Back in July 2019, one of my favourite writers, Matt Levine, wrote this excellent article. I won’t indent it all, but the relevant bits that he wrote are in italics:
My basic view of share buybacks is:
1. Investors give companies money to go do projects that they hope will be profitable.
2. If the projects are profitable, the companies should give money back to the investors.
This is, it seems to me, a very straightforward Finance 101 sort of model, and tends to support share buybacks. The alternative model, the one that is suspicious of share buybacks, seems to be something like this:
1. Investors give companies money to build businesses that they hope will be profitable.
2. If a company’s projects are profitable, it should go invest the profits in other projects that will also be profitable.
…
One thing that you can say about my model is that it has a certain old-timey flavor. In the olden days, you’d start a company and call it like Pennsylvania Tin Folding Ltd., and its purpose would be to fold tin in Pennsylvania, and it would never occur to you to fold tin in Ohio, or to fold nickel, or to twist tin, or to do anything else not in the name. You’d raise money from investors for a purpose, and do the purpose, and if it was profitable you’d give the money to the investors; you’d stay in your lane.

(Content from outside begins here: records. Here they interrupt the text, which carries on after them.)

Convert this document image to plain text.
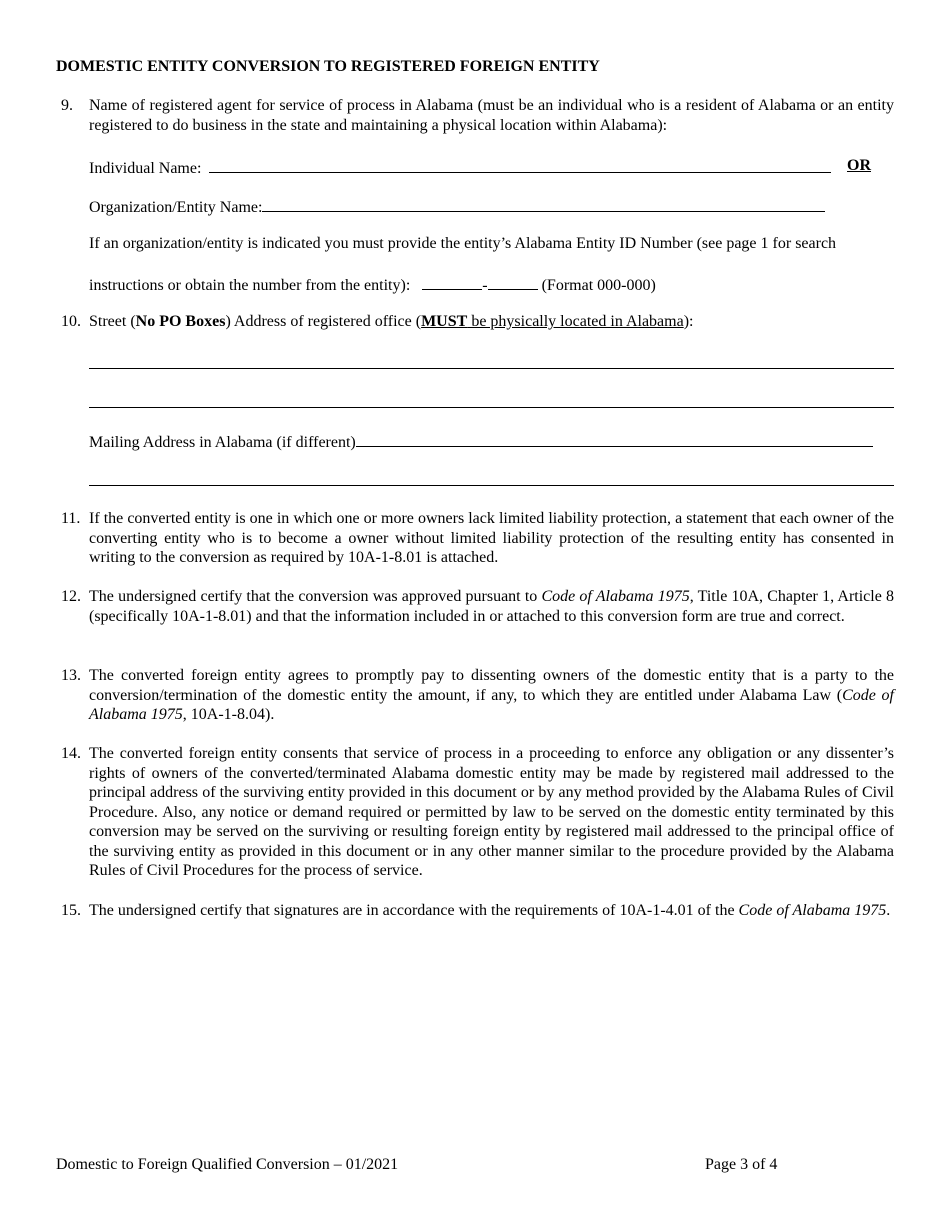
DOMESTIC ENTITY CONVERSION TO REGISTERED FOREIGN ENTITY
9. Name of registered agent for service of process in Alabama (must be an individual who is a resident of Alabama or an entity registered to do business in the state and maintaining a physical location within Alabama):
Individual Name:	OR
Organization/Entity Name:
If an organization/entity is indicated you must provide the entity’s Alabama Entity ID Number (see page 1 for search
instructions or obtain the number from the entity):	-	(Format 000-000)
10. Street (No PO Boxes) Address of registered office (MUST be physically located in Alabama):
Mailing Address in Alabama (if different)
11. If the converted entity is one in which one or more owners lack limited liability protection, a statement that each owner of the converting entity who is to become a owner without limited liability protection of the resulting entity has consented in writing to the conversion as required by 10A-1-8.01 is attached.
12. The undersigned certify that the conversion was approved pursuant to Code of Alabama 1975, Title 10A, Chapter 1, Article 8 (specifically 10A-1-8.01) and that the information included in or attached to this conversion form are true and correct.
13. The converted foreign entity agrees to promptly pay to dissenting owners of the domestic entity that is a party to the conversion/termination of the domestic entity the amount, if any, to which they are entitled under Alabama Law (Code of Alabama 1975, 10A-1-8.04).
14. The converted foreign entity consents that service of process in a proceeding to enforce any obligation or any dissenter’s rights of owners of the converted/terminated Alabama domestic entity may be made by registered mail addressed to the principal address of the surviving entity provided in this document or by any method provided by the Alabama Rules of Civil Procedure. Also, any notice or demand required or permitted by law to be served on the domestic entity terminated by this conversion may be served on the surviving or resulting foreign entity by registered mail addressed to the principal office of the surviving entity as provided in this document or in any other manner similar to the procedure provided by the Alabama Rules of Civil Procedures for the process of service.
15. The undersigned certify that signatures are in accordance with the requirements of 10A-1-4.01 of the Code of Alabama 1975.
Domestic to Foreign Qualified Conversion – 01/2021	Page 3 of 4
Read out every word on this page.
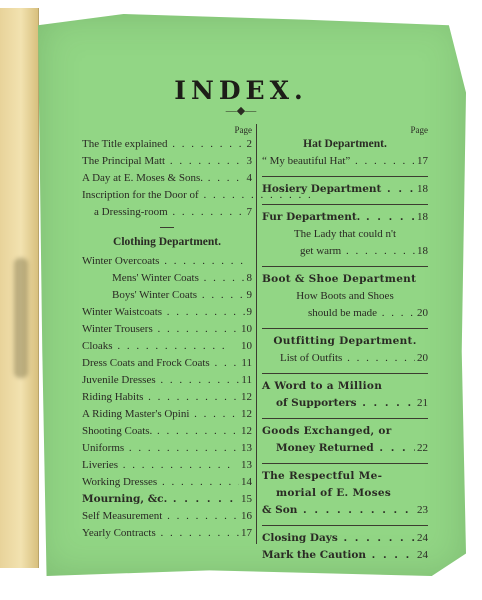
INDEX.
—◆—
Page
The Title explained . . .	2
The Principal Matt . . .	3
A Day at E. Moses & Sons. . . .	4
Inscription for the Door of . . .
a Dressing-room . . .	7
Clothing Department.
Winter Overcoats . . .
Mens' Winter Coats . . .	8
Boys' Winter Coats . . .	9
Winter Waistcoats . . .	9
Winter Trousers . . .	10
Cloaks . . .	10
Dress Coats and Frock Coats . . .	11
Juvenile Dresses . . .	11
Riding Habits . . .	12
A Riding Master's Opini . . .	12
Shooting Coats. . . .	12
Uniforms . . .	13
Liveries . . .	13
Working Dresses . . .	14
Mourning, &c. . . .	15
Self Measurement . . .	16
Yearly Contracts . . .	17
Page
Hat Department.
“ My beautiful Hat” . . .	17
Hosiery Department . . .	18
Fur Department. . . .	18
The Lady that could n't
get warm . . .	18
Boot & Shoe Department
How Boots and Shoes
should be made . . .	20
Outfitting Department.
List of Outfits . . .	20
A Word to a Million
of Supporters . . .	21
Goods Exchanged, or
Money Returned . . .	22
The Respectful Me-
morial of E. Moses
& Son . . .	23
Closing Days . . .	24
Mark the Caution . . .	24
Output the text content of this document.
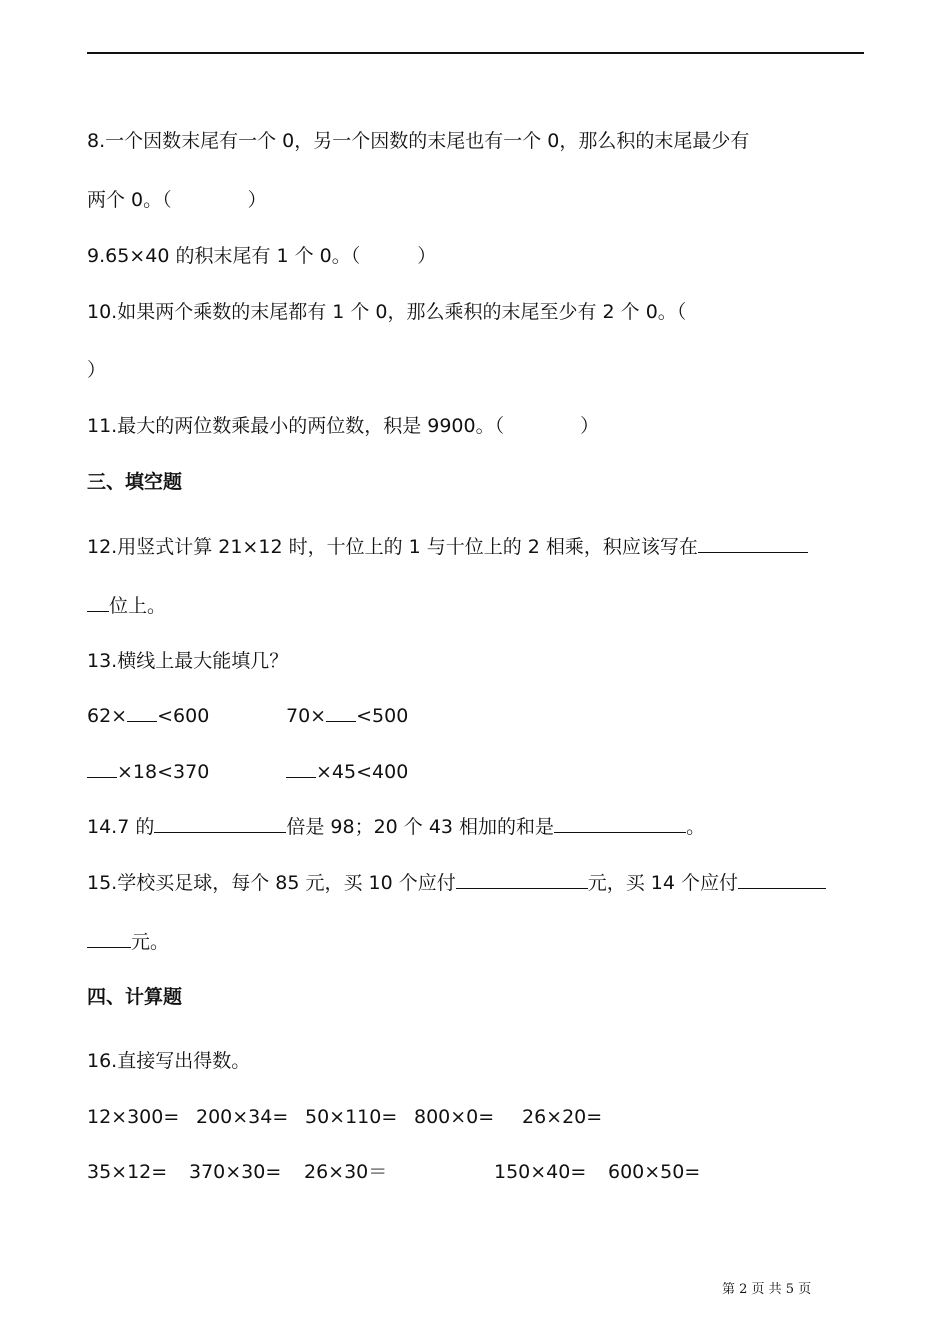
8.一个因数末尾有一个 0，另一个因数的末尾也有一个 0，那么积的末尾最少有
两个 0。（　　　　）
9.65×40 的积末尾有 1 个 0。（　　　）
10.如果两个乘数的末尾都有 1 个 0，那么乘积的末尾至少有 2 个 0。（
）
11.最大的两位数乘最小的两位数，积是 9900。（　　　　）
三、填空题
12.用竖式计算 21×12 时，十位上的 1 与十位上的 2 相乘，积应该写在
位上。
13.横线上最大能填几？
62× <600	70× <500
×18<370	×45<400
14.7 的	倍是 98；20 个 43 相加的和是	。
15.学校买足球，每个 85 元，买 10 个应付	元，买 14 个应付
元。
四、计算题
16.直接写出得数。
12×300= 200×34= 50×110= 800×0= 26×20=
35×12= 370×30= 26×30＝	150×40= 600×50=
第 2 页 共 5 页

In modern times, you start a company and call it like Alphabet Inc., and its purpose is be to sell online advertisements against search results, and when that turns out to be an extraordinarily lucrative business it will get into other businesses like email and self-driving cars and human immortality. And no one thinks this is the least bit weird; everyone says “well of course who should end the tyranny of death if not the search-ad guys?” And this becomes the normal way of thinking, so that any profitable mobile-phone or social-networking or whatever company that doesn’t plow its profits back into grandiose moonshot projects is somehow failing in its duty to humanity. How are we going to fund our most ambitious collective goals, if not by social-media startup founders making whimsical decisions about what to do with their retained earnings?
Money Stuff: Deutsche Bank Starts Shrinking
I thought of the above article when reading these two very harsh criticisms of the last few years of business-decisions at PokerStars, which relate to the company focusing more on Wall Street financial deals, than on High Street product improvements in its core business.
First, former PokerStars Global Creative Director Chris Herd:
For more than a dozen years I had a front-row seat to watch the PokerStars brand evolve from a small-but-good poker brand back in 2006, to become the–globally-dominant-and-brilliant poker brand. And then subsequently it morphed into a huge-but-rather-average gaming brand.
Two questions ring out when I reflect on my time there…
1. What made it so brilliant in the beginning?
2. What changed to make it so average today?
The simple one word answer to both questions is ‘focus’.
Initially, an absolute laser-like focus within the company was what enabled PokerStars to become a great brand. And subsequently, a sudden and dramatic loss of focus served to dissolve PokerStars from BRAND towards BLAND.
CHAPTER 21 – BE BRAND NOT BLAND – THE SIMPLE SECRETS OF BRANDING
And secondly, a former manager in PokerStars marketing team (and several other teams over the years) and long-time former Isle of Man resident, Bob Dix:
It’s a small but dangerous shift from being laser-focused on poker, to acting like you are poker. There were lots of areas of the game yet to conquer (e.g. WSOP had much bigger live prize pools, Zynga had far more players), but in that one change of mindset, victory was declared, and some of the focus was lost.
If I had to pinpoint the start of the decline though, I’d say it was the acquisition of Full Tilt. I love that Isai wanted to make the poker community financially whole, but there was also an insidious end game at work.
The Full Tilt acquisition meant there were now two brands under one umbrella with two very different sets of values. To preserve harmony and focus, they needed to be integrated or jettisoned. Instead, they were given the leeway to compete, differentiate and resist. The relationship between arch-rivals was understandably toxic and began to poison the company culture.
The Mighty Have Fallen
All three articles are very persuasive to me. Focus on what you are good at – and leave the rest to others.